TRIPULANTES DESTA MESMA NAVE

sábado, 23 de janeiro de 2010

Um canto de passarinho num domingo de manhã

. O que seria poder criar uma pessoa à sua imagem e semelhança, só as mães, mães são deusas, modelam personalidades. Diante de um filho pequeno o ser adulto está puro, o mérito de ser pai e mãe é não ter que fingir entre os seus, prova-se na transparência do cotidiano compartilhado, o bom ou o ruim diários. Pensou que um dia escreveria sobre um personagem feminino com filhos, e sua forma de criá-los a partir do antagonismo. Aprende-se ao contrário, ela acreditava. Seria uma mãe permissiva, liberal, meio infantil, amoral, livre e transviada. Teria filhos distanciados do seu perfil, acreditava. Deixaria voar sem estarem prontos para que realizassem o que queriam, não lhes negaria os desejos, cuidaria dos ferimentos depois. Ou foi por isso que a natureza lhe negou filhos. Não arriscaria se repetir numa segunda visão de mundo misturada às escolhas e experiências próprias da pessoa com vida autônoma, mil influências ao redor, não sairia perfeito seu plano de criar um ser. Nem através do antagonismo - pais loucos, filhos sãos - era apenas uma idéia de um personagem. Não queria ver-se refletida com seus defeitos inclusive. Certamente que seriam incorporados de alguma maneira naturalmente, como dito, adultos estão límpidos diante das criancinhas, e se lhe mostrariam diante dela seus defeitos neles, seria só uma questão de tempo. Os filhos retalhos de si. Pondera, poderia costurar bem costurado, corrigir, convence-se: daria muito trabalho correr como uma louca com uma vassoura na mão a varrer para fora deles o que ia percebendo de si negativo surgindo neles, reproduzindo. Lembrou-se que bruxas não têm filhos, pelo menos nunca soube.

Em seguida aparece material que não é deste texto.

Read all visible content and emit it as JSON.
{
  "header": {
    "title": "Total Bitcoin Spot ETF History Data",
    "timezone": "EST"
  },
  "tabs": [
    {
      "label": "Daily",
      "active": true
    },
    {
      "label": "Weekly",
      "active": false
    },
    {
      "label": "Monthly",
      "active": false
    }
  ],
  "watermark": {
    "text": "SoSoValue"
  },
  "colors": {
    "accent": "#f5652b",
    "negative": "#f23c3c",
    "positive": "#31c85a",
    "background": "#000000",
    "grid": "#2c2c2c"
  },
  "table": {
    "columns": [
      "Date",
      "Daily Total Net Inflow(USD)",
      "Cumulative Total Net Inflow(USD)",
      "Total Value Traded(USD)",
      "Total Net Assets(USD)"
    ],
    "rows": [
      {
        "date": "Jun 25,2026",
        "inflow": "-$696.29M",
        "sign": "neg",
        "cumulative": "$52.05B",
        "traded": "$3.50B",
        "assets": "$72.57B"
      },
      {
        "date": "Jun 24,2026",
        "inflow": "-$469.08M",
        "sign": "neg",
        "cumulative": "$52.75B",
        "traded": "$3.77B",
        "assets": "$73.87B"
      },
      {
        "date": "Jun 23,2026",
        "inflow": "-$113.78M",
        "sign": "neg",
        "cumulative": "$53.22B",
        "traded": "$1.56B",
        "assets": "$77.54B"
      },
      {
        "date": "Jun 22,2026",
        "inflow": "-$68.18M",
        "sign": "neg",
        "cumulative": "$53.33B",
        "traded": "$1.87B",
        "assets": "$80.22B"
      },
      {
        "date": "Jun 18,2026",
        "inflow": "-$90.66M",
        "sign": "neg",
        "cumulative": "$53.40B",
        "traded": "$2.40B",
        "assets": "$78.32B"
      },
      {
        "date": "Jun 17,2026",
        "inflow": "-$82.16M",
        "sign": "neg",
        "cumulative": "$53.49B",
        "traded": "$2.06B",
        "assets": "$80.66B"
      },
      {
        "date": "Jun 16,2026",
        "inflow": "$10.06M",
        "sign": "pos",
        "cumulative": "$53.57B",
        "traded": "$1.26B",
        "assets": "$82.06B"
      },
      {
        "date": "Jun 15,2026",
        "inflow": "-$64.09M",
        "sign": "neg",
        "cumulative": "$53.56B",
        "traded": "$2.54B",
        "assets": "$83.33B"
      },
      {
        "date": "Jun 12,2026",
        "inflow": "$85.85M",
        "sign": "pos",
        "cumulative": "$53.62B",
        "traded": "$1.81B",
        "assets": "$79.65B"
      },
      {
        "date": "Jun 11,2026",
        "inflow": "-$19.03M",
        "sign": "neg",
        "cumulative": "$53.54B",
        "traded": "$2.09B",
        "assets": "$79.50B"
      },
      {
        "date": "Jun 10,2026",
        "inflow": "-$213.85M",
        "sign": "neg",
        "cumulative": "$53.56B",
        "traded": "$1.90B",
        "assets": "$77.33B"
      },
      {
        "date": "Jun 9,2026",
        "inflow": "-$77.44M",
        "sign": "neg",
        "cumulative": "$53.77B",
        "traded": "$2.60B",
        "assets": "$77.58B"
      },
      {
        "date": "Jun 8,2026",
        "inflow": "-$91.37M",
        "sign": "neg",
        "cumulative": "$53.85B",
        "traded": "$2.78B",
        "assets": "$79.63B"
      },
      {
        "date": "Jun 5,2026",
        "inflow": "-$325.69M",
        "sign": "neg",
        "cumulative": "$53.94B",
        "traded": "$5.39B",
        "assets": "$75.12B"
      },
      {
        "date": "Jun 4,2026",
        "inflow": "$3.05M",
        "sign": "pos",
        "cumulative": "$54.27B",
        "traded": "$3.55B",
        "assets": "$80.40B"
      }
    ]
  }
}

Ela cantaria como um passarinho até os filhinhos dormirem, soltando de sua mão a mão molinha de sono profundo, e iria deitar cansada e satisfeita. Teria pouco tempo para si, ficaria sonolenta de tanta ocupação e a alma estaria, por conseguinte, indolente. Nunca, disse um dia para si num espelho, - diga falando para ouvir sua voz, dissera alguém, ela ignorou. A última decepção em que provocou cólicas para extirpar um pequeniníssimo embrião. Não lhe custou qualquer remorso. Vê que o que é reprovável socialmente não afeta absolutamente de frente, pousa a mão sobre o ombro depois, ela se vira, é obrigada a olhar pra trás, é obrigada. Já aprendeu a olhar pra trás sem nem sentir a mão que toca(ria) seu ombro. Então poder resolver assuntos que pareciam correntes arrastando atrás de si. Sua conduta às vezes em detrimento do coletivo, naquilo que lhe promove um bem, nenhum mal a ninguém, exemplo nenhum pra ninguém, não quer ser Jesus. Se ele está vivo é nas palavras. Letras não morrem.

Algum tempo atrás enquadrar sócio-politicamente parecia-lhe pernóstico, mas era bobagem, os enquadrados têm muito mais vantagens. Resolveu pensar sobre ou mais além de suas teses sociológicas, e intui que já sabia há tempo. Urge então confeccionar umas máscaras adaptadas, devidamente adaptadas, pendurar nas paredes do seu labirinto. E até escrever usando uma delas. E não. E o sangue é do dono. Depois da hemorragia controlada, alegrou-se em saber que estava tudo bem de novo, aquela sensação indefinível de quem acabou de resolver um problema.